Each Asian individual is different from each other. Stereotypes classify Asian students as people who only study to aim for excellent grades. This is simply not true; plenty of Asians do not score A’s on their report card. However, the proportion of Asians who earn outstanding grades to the Asian population is greater than the proportion of white people earning outstanding grades to the white population. Asian parents are an important cause of the higher average academic scores of their children. Immigrating to America from foreign countries is extremely difficult. One needs significant reasons ways to enter America, such as wealth, connections, and intelligence. To emigrate from China to America, a person needs to pass a test. One needs smarts to pass this test, and if he or she does, then the gates to America are opened. Thus, a majority of the Asians who arrive in America have some intelligence that puts them above the rest of the people in their home country. So Americans should not classify all Asians by stereotypes but should understand that the Asian students who thrive well in school are the successful ones of their homeland.
Instead of lowering the standards of other races and increasing the standards of Asians, the education system needs to judge people based on merits and accomplishments without bias. When Asians get good grades, society becomes annoyed and expects that achievement from basically only them. All these stereotypes are made, which insults the hard work and the actions of Asians. Instead of mocking Asians for “being too smart for their good,” people should learn how to score higher academically; and the educational system should set a higher standard. To give opportunities toward those who lag behind in school would be unfair toward those who receive less opportunity. The educational system may even be jealous of the success of Asians. Thus, Asian students’ accomplishments need to be accepted, not rejected by society.
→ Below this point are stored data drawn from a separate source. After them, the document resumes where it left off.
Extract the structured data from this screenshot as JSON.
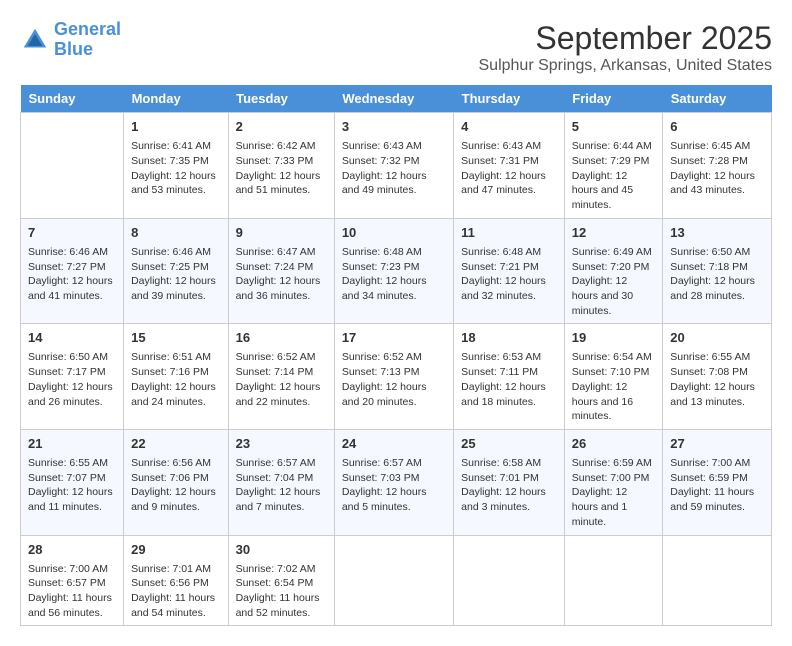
{
  "header": {
    "logo_line1": "General",
    "logo_line2": "Blue",
    "title": "September 2025",
    "subtitle": "Sulphur Springs, Arkansas, United States"
  },
  "columns": [
    "Sunday",
    "Monday",
    "Tuesday",
    "Wednesday",
    "Thursday",
    "Friday",
    "Saturday"
  ],
  "weeks": [
    [
      {
        "num": "",
        "sunrise": "",
        "sunset": "",
        "daylight": ""
      },
      {
        "num": "1",
        "sunrise": "Sunrise: 6:41 AM",
        "sunset": "Sunset: 7:35 PM",
        "daylight": "Daylight: 12 hours and 53 minutes."
      },
      {
        "num": "2",
        "sunrise": "Sunrise: 6:42 AM",
        "sunset": "Sunset: 7:33 PM",
        "daylight": "Daylight: 12 hours and 51 minutes."
      },
      {
        "num": "3",
        "sunrise": "Sunrise: 6:43 AM",
        "sunset": "Sunset: 7:32 PM",
        "daylight": "Daylight: 12 hours and 49 minutes."
      },
      {
        "num": "4",
        "sunrise": "Sunrise: 6:43 AM",
        "sunset": "Sunset: 7:31 PM",
        "daylight": "Daylight: 12 hours and 47 minutes."
      },
      {
        "num": "5",
        "sunrise": "Sunrise: 6:44 AM",
        "sunset": "Sunset: 7:29 PM",
        "daylight": "Daylight: 12 hours and 45 minutes."
      },
      {
        "num": "6",
        "sunrise": "Sunrise: 6:45 AM",
        "sunset": "Sunset: 7:28 PM",
        "daylight": "Daylight: 12 hours and 43 minutes."
      }
    ],
    [
      {
        "num": "7",
        "sunrise": "Sunrise: 6:46 AM",
        "sunset": "Sunset: 7:27 PM",
        "daylight": "Daylight: 12 hours and 41 minutes."
      },
      {
        "num": "8",
        "sunrise": "Sunrise: 6:46 AM",
        "sunset": "Sunset: 7:25 PM",
        "daylight": "Daylight: 12 hours and 39 minutes."
      },
      {
        "num": "9",
        "sunrise": "Sunrise: 6:47 AM",
        "sunset": "Sunset: 7:24 PM",
        "daylight": "Daylight: 12 hours and 36 minutes."
      },
      {
        "num": "10",
        "sunrise": "Sunrise: 6:48 AM",
        "sunset": "Sunset: 7:23 PM",
        "daylight": "Daylight: 12 hours and 34 minutes."
      },
      {
        "num": "11",
        "sunrise": "Sunrise: 6:48 AM",
        "sunset": "Sunset: 7:21 PM",
        "daylight": "Daylight: 12 hours and 32 minutes."
      },
      {
        "num": "12",
        "sunrise": "Sunrise: 6:49 AM",
        "sunset": "Sunset: 7:20 PM",
        "daylight": "Daylight: 12 hours and 30 minutes."
      },
      {
        "num": "13",
        "sunrise": "Sunrise: 6:50 AM",
        "sunset": "Sunset: 7:18 PM",
        "daylight": "Daylight: 12 hours and 28 minutes."
      }
    ],
    [
      {
        "num": "14",
        "sunrise": "Sunrise: 6:50 AM",
        "sunset": "Sunset: 7:17 PM",
        "daylight": "Daylight: 12 hours and 26 minutes."
      },
      {
        "num": "15",
        "sunrise": "Sunrise: 6:51 AM",
        "sunset": "Sunset: 7:16 PM",
        "daylight": "Daylight: 12 hours and 24 minutes."
      },
      {
        "num": "16",
        "sunrise": "Sunrise: 6:52 AM",
        "sunset": "Sunset: 7:14 PM",
        "daylight": "Daylight: 12 hours and 22 minutes."
      },
      {
        "num": "17",
        "sunrise": "Sunrise: 6:52 AM",
        "sunset": "Sunset: 7:13 PM",
        "daylight": "Daylight: 12 hours and 20 minutes."
      },
      {
        "num": "18",
        "sunrise": "Sunrise: 6:53 AM",
        "sunset": "Sunset: 7:11 PM",
        "daylight": "Daylight: 12 hours and 18 minutes."
      },
      {
        "num": "19",
        "sunrise": "Sunrise: 6:54 AM",
        "sunset": "Sunset: 7:10 PM",
        "daylight": "Daylight: 12 hours and 16 minutes."
      },
      {
        "num": "20",
        "sunrise": "Sunrise: 6:55 AM",
        "sunset": "Sunset: 7:08 PM",
        "daylight": "Daylight: 12 hours and 13 minutes."
      }
    ],
    [
      {
        "num": "21",
        "sunrise": "Sunrise: 6:55 AM",
        "sunset": "Sunset: 7:07 PM",
        "daylight": "Daylight: 12 hours and 11 minutes."
      },
      {
        "num": "22",
        "sunrise": "Sunrise: 6:56 AM",
        "sunset": "Sunset: 7:06 PM",
        "daylight": "Daylight: 12 hours and 9 minutes."
      },
      {
        "num": "23",
        "sunrise": "Sunrise: 6:57 AM",
        "sunset": "Sunset: 7:04 PM",
        "daylight": "Daylight: 12 hours and 7 minutes."
      },
      {
        "num": "24",
        "sunrise": "Sunrise: 6:57 AM",
        "sunset": "Sunset: 7:03 PM",
        "daylight": "Daylight: 12 hours and 5 minutes."
      },
      {
        "num": "25",
        "sunrise": "Sunrise: 6:58 AM",
        "sunset": "Sunset: 7:01 PM",
        "daylight": "Daylight: 12 hours and 3 minutes."
      },
      {
        "num": "26",
        "sunrise": "Sunrise: 6:59 AM",
        "sunset": "Sunset: 7:00 PM",
        "daylight": "Daylight: 12 hours and 1 minute."
      },
      {
        "num": "27",
        "sunrise": "Sunrise: 7:00 AM",
        "sunset": "Sunset: 6:59 PM",
        "daylight": "Daylight: 11 hours and 59 minutes."
      }
    ],
    [
      {
        "num": "28",
        "sunrise": "Sunrise: 7:00 AM",
        "sunset": "Sunset: 6:57 PM",
        "daylight": "Daylight: 11 hours and 56 minutes."
      },
      {
        "num": "29",
        "sunrise": "Sunrise: 7:01 AM",
        "sunset": "Sunset: 6:56 PM",
        "daylight": "Daylight: 11 hours and 54 minutes."
      },
      {
        "num": "30",
        "sunrise": "Sunrise: 7:02 AM",
        "sunset": "Sunset: 6:54 PM",
        "daylight": "Daylight: 11 hours and 52 minutes."
      },
      {
        "num": "",
        "sunrise": "",
        "sunset": "",
        "daylight": ""
      },
      {
        "num": "",
        "sunrise": "",
        "sunset": "",
        "daylight": ""
      },
      {
        "num": "",
        "sunrise": "",
        "sunset": "",
        "daylight": ""
      },
      {
        "num": "",
        "sunrise": "",
        "sunset": "",
        "daylight": ""
      }
    ]
  ]
}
The education system needs to lift unnecessary weight off the shoulders of Asian Americans. Right now, it is lifting weights off the rest of the races and applying it onto Asians. No one can be too smart of their own good. It would only be true if the standard of education was at its zenith. Thus, the education of America may become inferior if people do not accept the higher achievements of Asian Americans. Asians can set an excellent example for success and improvement, but society does not buy it. Instead, the education system silently discriminates Asians through decaying their educational opportunities by denying entrance toward selective colleges. Immediately, a reform for a higher standard of education would be needed, not the affirmative action, which is the reform for more opportunities but less expectations.